Sahara is not any more this welcoming and luxuriant territory which knew Sarcosuchus imperator. The desert moves and the crocodiles which populate it disappear little by little. Already, they went out in Algeria and in Morocco, where they lived in the valley of Drâa, for several decades.

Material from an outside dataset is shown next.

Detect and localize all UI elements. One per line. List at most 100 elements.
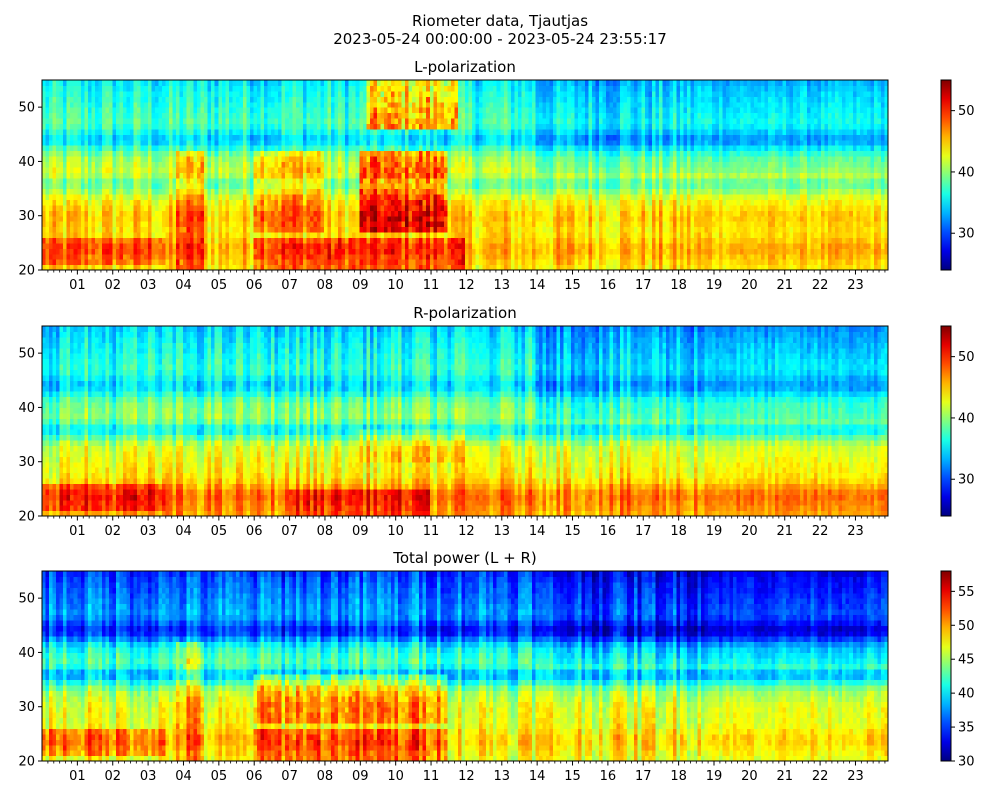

Today they survive in some gueltas of Mauritania where I went to meet them, with the team of the Farm in crocodiles.
We set off the hope road towards Mali to arrive in the village of Tamchakett, where the mayor explained us that it was the French servicemen, that by digging to build a fort who had updated a puddle, very fast invested by crocodiles. Today, they are protected by the villagers.
Then we crossed Tagant, to join Matmata's guelta. After a long walking since the base camp, we arrived early in the morning in overhang of the guelta. We were able to count seven crocodiles, very wild. None exceeded 2,50 meters.
During this journey, a morning, while the base camp woke up hardly, I discovered through my binoculars, with surprise and happiness, a crocodile on a rock of the opposite bank, facing us. This landscape dipped back to me in memories of the oued of my Moroccan childhood. It would be a pity if these groups leave desert totally Sahara. It makes me thing of this  sentence of an wise person burkinabais: "when there will not be crocodiles anymore, there will not be water anymore".